The primary tasks of the no 303 Squadron are to track and rescue soldiers practicing on; The Vliehors Range at Vlieland, the Air Combat Maneuvering Instrumentation (ACMI) Range over the North Sea and the Temporary Reserve Airspaces (TRAs) north of the Wadden Islands. Those areas are widely used by the Dutch F-16 units to practice maneuvering the F-16. The secondary task of the no 303 Squadron is medevac. This task consists of transporting people from the Islands to the hospitals on the mainland. The yellow SAR helicopters are about 150 times a year scrambled to support medical actions. The no 303 Squadron is also involved with search actions for the police. The crew helped the police to search for fugitive thieves at the Green Star near Leeuwarden on September 18, 2002. The basic crew of the AB-412SP consists of a captain and a first pilot. The crew is expanded during a Search And Rescue mission with two board technicians; one is a hoist operator and the other is the rescue swimmer. Both the board technicians had first aid training. One nurse and one board technician are on board when the helicopter is equipped in the so-called flying medevac configuration. Also a doctor can fly with the helicopter if needed. The nurses are not permanently employed in the SAR Flight; they are from the Medical Service.

The weather was very bad when I arrived in Leeuwarden during the arrivals’ day. It would be gray all day and from time to time it would rain a lot. The planes came in via the east wind landing on the Marsum side. Unfortunately, the police had closed the road to the spotter’s hill today. We were lucky, because the farmer allowed us to enter his field next to the base. Spotting during the arrivals would have been very difficult without this action of the farmer. The arrivals’ day started for me with the arrival of a Czech Grippen. It was followed not much later by a German Phantom from Wittmundhafen. The Phantom made several touch and go’s before the plane actually landed. The Blue Angels started their demo practice at the beginning of the afternoon. They made a reconnaissance flight over the field to become more familiar with the air base for their demonstration at the air show. The F/A-18s of the Blue Angels flew several times at a very low altitude over the houses near the air base; the people who live in the houses must have heard this. One of the Blue Angels went almost supersonic at this low height. The Blue Angels practice took about one hour. The aircraft landed one by one after a good practice round. Several arriving aircraft were in the holding area around the airfield during the Blue Angel practice. All these aircraft came in for landing.
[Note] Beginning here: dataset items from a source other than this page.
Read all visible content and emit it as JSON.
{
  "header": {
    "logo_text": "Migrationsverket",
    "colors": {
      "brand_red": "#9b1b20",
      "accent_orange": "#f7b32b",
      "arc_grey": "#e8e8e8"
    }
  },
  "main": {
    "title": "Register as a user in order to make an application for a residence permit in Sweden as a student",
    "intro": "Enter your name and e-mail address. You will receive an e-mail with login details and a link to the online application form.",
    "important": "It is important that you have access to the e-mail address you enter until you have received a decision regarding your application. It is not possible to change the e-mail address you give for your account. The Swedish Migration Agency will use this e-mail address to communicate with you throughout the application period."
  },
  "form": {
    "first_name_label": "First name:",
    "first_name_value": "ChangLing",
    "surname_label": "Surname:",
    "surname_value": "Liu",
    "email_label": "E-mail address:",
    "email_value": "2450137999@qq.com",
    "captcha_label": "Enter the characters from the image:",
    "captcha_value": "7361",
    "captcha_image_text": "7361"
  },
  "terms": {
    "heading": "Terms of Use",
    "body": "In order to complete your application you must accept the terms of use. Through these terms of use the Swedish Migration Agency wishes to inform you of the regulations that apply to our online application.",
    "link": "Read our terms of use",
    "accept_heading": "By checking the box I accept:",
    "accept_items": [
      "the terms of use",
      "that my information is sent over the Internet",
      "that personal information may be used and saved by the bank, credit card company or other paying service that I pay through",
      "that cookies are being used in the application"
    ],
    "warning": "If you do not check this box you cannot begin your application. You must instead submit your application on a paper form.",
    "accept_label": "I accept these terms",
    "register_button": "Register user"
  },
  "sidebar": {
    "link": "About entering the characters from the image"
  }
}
The first aircraft which arrived was a MiG-29A of the Polish Air Force. Several helicopters came in, such as; a British Merlin, a Belgian Sea-King and a Dutch Lynx. Two Spanish Hornetts and one British Jetstream appeared not much later. The Red Arrows came in with a large formation which went neatly into the break over the field. One of my highlights came in after the landing of the Red Arrows; it was a Finnish Fokker F-27 Friendship. This aircraft is not often seen; therefore it is a special aircraft to catch. The Belgians came in with two F-16s. A German Eurofighter from JG-73 entered the landing shortly after the Belgians had landed. I still do not have too many of these brand new aircraft in my collection. Laage is currently the first German airfield which is active with this type. Slowly, all Phantoms are being replaced by the EF2000. My second highlight which came in was the German Atlantic. I was very happy with this aircraft because it was the first time I could catch it decently. It was already late in the afternoon and the weather was not improving. I therefore decided to go home after the landing of the Czech Antonov An-26. The weather was horrible today, but I managed to catch a few decent photos of the arrivals. Today’s results were three photo containers with 36 photos on each of them.